St. Onge was recently asked to perform a typical network analysis for a manufacturer of small industrial parts. We were asked to determine if a forward distribution center in addition to their flagship facility attached to their plant was justified based on freight savings and service improvements. The client distributes the product through a nationwide network of 115 distributors. These distributors represent and maintain inventory for not only our client but other manufacturers in the industry. The result of the study was that a forward DC was not justified in the face of the incremental inventory and facility costs such a strategy would entail.
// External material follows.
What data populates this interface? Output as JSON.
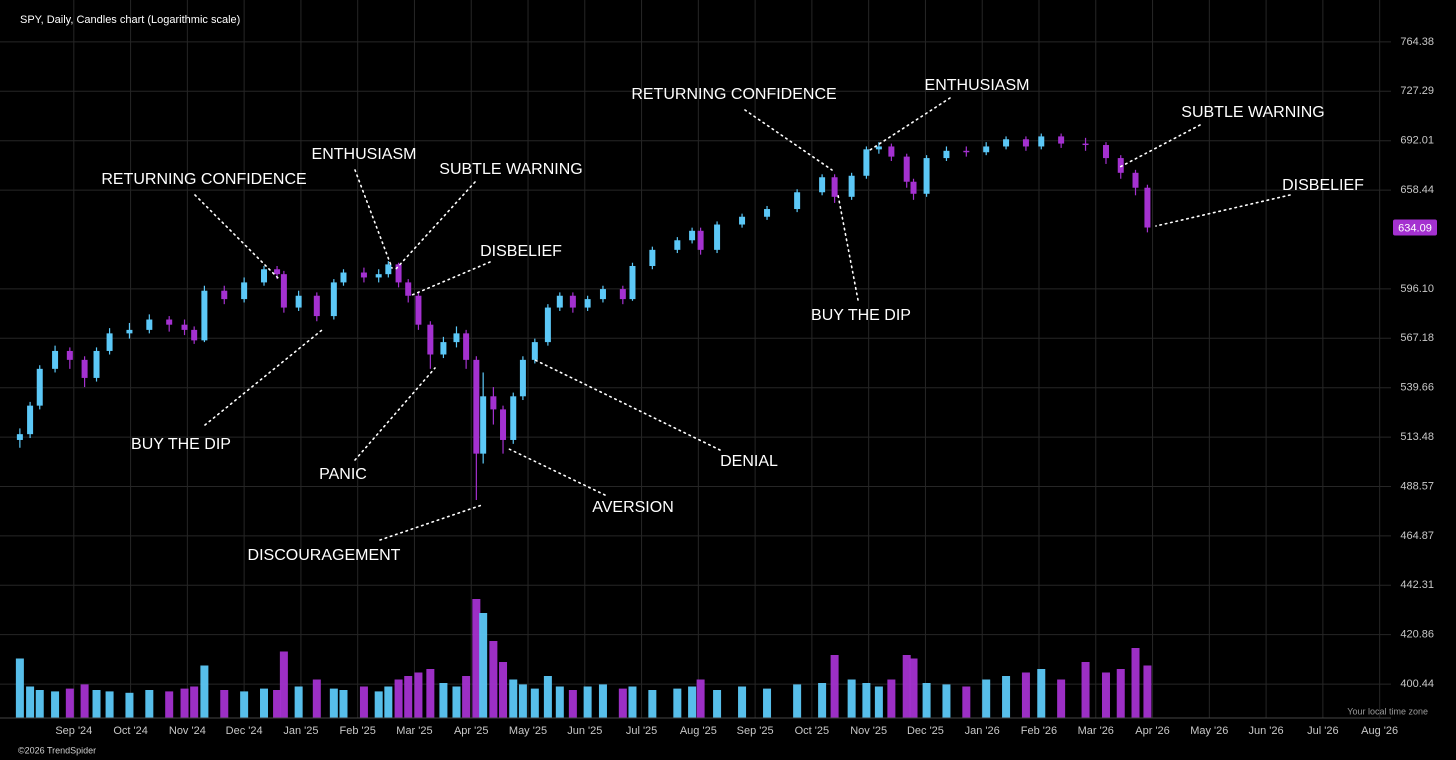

However, we did uncover significant savings for the client. Shipments from the main DC to distributors is a mix of parcel ground and LTL freight. Through an analysis of a 12-month shipment history, we observed that most distributors place and receive multiple orders in the same day. In some cases, they received 10-15 parcel shipments in a given day. It turns out that orders are transmitted to the manufacturer throughout the day as soon as the need is identified. And the manufacturer processes the orders as they arrive with no consolidation even though most orders are not time sensitive. As a result, the warehouse picks and processes a large number of small orders, prepares each one for parcel or small freight shipment, and the customer must receive multiple small orders from the same source daily.
Using the 12-month shipment history file, St Onge was able to accurately quantify the freight savings associated with various order consolidation strategies. We considered daily order consolidation as well as 2 & 3-day order windows in which customer orders were queued until the customer’s next scheduled ship day. Based on the manufacturer’s service level agreements with distributors, they decided to ship to most distributors 2-3 times per week. This strategy resulted in a 5% savings for freight to distributor in addition to efficiency gains within the warehouse picking and shipping departments, as well as more efficient order receipt at the distributor.
This implementation of order consolidation can be transparent to the customer and the warehouse operation, but may require adjustments to WMS or other operational systems. Order consolidation is low risk with potential for significant gains, however the strategy that you choose needs to maintain or improve customer satisfaction.